5.     Are you upset for having attended our call?

-       Very much. This is not my place.

 

6.     Are you happy as a spirit?

-       Nice question!

 

7.     What can we do to please you?

-       Do you really think that you can do something that is pleasant to me?

 

8.     Certainly. Charity requests that we be useful whenever we can, to the spirits as well as to men. Once you are unhappy we will ask for God’s mercy. We will pray for you.

-       Finally, after centuries, these are the first words of such a nature that are addressed to me. Thank you! Thank you! For God’s sake, may this not be a vain promise, I beg you.

 

 


 

Dirkse Lammers.

(Société, 11 nov. 1859.)

M. Van B..., de La Haye, présent à la séance, rend compte du fait suivant, qui lui est personnel.

Dans une réunion Spirite à laquelle il assistait, à La Haye, un Esprit, qui se désigne sous le nom de Dirkse Lammers, se manifeste spontanément. Interrogé sur les particularités qui le concernent, et sur le motif de sa visite au milieu de personnes qui ne le connaissent pas, et qui ne l'ont point appelé, il raconte ainsi son histoire:

« Je vivais en 1592, et je me suis pendu à la place où vous êtes en ce moment, dans une écurie à vaches, qui existait alors sur l'emplacement de la maison actuelle. Voici dans quelle circonstance: J'avais un chien, et ma voisine avait des poules. Mon chien étrangla ses poules, et la voisine, pour s'en venger, empoisonna mon chien. Dans ma colère, je frappai et blessai cette femme; elle m'attaqua en justice, et je fus condamné à trois mois de prison et à 25 flor. d'amende. Bien que la condamnation fût assez légère, je n'en conçus pas moins de la haine contre l'avocat X... qui l'avait provoquée, et je résolus de m'en venger. En conséquence, je l'attendis dans un chemin détourné qu'il prenait tous les soirs pour se rendre à Loosduinen, près de La Haye; je l'étranglai, et le pendis à un arbre. Pour faire croire à un suicide, j'avais mis dans sa poche un papier préparé d'avance, comme étant écrit par lui, et par lequel il disait de n'accuser personne de sa mort, attendu qu'il s'était lui-même ôté la vie. Depuis ce moment, le remords me poursuivit, et trois mois après je me pendis, comme je l'ai dit, à la place où vous êtes. Je viens, poussé par une force à laquelle je ne puis résister, faire l'aveu de mon crime, dans l'espoir que cela pourra peut-être apporter quelque soulagement à la peine que j'endure depuis lors. »

Ce récit fait avec des détails aussi circonstanciés, avant étonné l'assemblée, on prit des informations et l'on sut, par les recherches faites à l'état civil, qu'en effet, en 1592, un avocat, nommé X..., s'était pendu sur le chemin de Loosduinen.

L'Esprit de Dirkse Lammers ayant été évoqué, dans la séance de la Société du 11 nov. 1859, se manifeste par des actes de violence, en cassant les crayons. Son écriture est saccadée, grosse, presque illisible, et le médium éprouve une extrême difficulté à tracer les caractères.

1.Evocation. Me voici. Pour quoi faire?

2.Reconnaissez-vous ici une personne à laquelle vous vous êtes dernièrement communiqué? - R. J'ai donné assez de preuves de ma lucidité et de ma bonne volonté: cela devrait suffire.

3.Dans quel but vous êtes-vous communiqué spontanément, chez M. Van B...? - R. Je ne le sais pas; j'ai été envoyé là; je n'avais pas, de moi-même, grande envie de raconter ce que j'ai été forcé de dire.

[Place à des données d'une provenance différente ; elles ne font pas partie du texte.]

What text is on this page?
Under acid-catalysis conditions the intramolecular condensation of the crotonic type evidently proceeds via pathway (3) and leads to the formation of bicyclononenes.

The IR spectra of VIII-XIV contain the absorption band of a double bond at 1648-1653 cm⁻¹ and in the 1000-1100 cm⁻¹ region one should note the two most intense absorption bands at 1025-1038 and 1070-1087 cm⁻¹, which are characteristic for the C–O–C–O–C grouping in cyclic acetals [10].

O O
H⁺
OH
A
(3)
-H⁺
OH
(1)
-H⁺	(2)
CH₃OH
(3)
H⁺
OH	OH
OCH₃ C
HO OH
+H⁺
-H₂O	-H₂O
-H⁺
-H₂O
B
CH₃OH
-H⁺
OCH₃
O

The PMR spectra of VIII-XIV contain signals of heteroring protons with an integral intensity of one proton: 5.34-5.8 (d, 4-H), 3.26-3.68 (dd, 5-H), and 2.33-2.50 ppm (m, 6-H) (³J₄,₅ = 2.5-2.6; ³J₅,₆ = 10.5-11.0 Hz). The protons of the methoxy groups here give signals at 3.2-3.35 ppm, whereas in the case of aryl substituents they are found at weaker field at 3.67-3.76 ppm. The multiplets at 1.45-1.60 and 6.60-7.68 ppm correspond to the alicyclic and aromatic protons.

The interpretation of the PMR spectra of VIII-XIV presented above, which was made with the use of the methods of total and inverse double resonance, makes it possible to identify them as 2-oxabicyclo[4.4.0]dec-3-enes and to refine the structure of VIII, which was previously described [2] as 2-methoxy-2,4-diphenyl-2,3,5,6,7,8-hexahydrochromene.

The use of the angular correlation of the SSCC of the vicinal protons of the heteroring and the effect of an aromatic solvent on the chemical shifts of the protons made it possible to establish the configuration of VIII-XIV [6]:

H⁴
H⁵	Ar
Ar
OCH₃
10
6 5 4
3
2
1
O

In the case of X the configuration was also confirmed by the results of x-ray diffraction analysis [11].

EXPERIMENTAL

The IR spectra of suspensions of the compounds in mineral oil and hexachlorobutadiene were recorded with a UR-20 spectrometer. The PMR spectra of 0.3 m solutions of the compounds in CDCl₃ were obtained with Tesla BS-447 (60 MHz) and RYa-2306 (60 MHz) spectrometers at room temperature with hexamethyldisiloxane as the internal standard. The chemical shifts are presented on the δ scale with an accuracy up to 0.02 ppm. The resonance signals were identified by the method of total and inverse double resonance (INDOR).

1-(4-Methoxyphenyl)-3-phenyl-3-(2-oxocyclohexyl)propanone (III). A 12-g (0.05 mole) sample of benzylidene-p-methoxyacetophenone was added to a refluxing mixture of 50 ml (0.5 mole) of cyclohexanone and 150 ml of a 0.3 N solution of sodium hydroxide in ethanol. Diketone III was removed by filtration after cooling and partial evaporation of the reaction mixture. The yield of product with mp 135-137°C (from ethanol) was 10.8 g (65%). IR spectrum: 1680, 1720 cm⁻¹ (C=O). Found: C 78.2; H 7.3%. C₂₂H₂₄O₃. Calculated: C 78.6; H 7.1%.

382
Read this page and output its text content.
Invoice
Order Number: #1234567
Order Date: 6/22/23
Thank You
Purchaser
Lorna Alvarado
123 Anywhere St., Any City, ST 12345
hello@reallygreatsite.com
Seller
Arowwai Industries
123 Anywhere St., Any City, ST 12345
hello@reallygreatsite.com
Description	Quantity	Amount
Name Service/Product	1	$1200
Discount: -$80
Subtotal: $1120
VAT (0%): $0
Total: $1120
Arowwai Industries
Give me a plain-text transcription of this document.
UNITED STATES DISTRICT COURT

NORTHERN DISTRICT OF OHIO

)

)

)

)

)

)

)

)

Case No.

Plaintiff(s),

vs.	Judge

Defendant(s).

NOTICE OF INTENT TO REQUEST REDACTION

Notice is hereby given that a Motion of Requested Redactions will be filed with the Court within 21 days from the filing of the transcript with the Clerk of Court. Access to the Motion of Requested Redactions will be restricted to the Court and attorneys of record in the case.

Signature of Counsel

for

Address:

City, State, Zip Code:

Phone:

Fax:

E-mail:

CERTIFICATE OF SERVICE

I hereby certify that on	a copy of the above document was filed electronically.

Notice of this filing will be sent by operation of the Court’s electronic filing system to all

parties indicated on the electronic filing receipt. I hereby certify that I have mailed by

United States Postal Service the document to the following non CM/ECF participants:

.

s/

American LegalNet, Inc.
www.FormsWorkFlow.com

4.Qui vous a obligé à le faire? - R. La force qui nous conduit: je n'en sais pas plus; j'ai été entraîné malgré moi, et forcé d'obéir aux Esprits qui avaient droit de se faire obéir.

5.Etes-vous contrarié de venir à notre appel? - R. Assez: je ne suis pas à ma place, ici.

6.Etes-vous heureux comme Esprit? - R. Belle question!

7.Que pouvons-nous faire pour vous être agréable? - R. Est-ce que vous voudriez faire quelque chose qui me soit agréable!

8.Certainement: la charité nous ordonne d'être utiles, quand nous le pouvons, aux Esprits aussi bien qu'aux hommes. Puisque vous êtes malheureux, nous appellerons sur vous la miséricorde de Dieu: nous nous engageons à prier pour vous. - R. Voilà, depuis des siècles, les premières paroles de cette nature qui me sont adressées. Oh! merci! merci! Pour Dieu! que ce ne soit pas une vaine promesse, je vous en prie.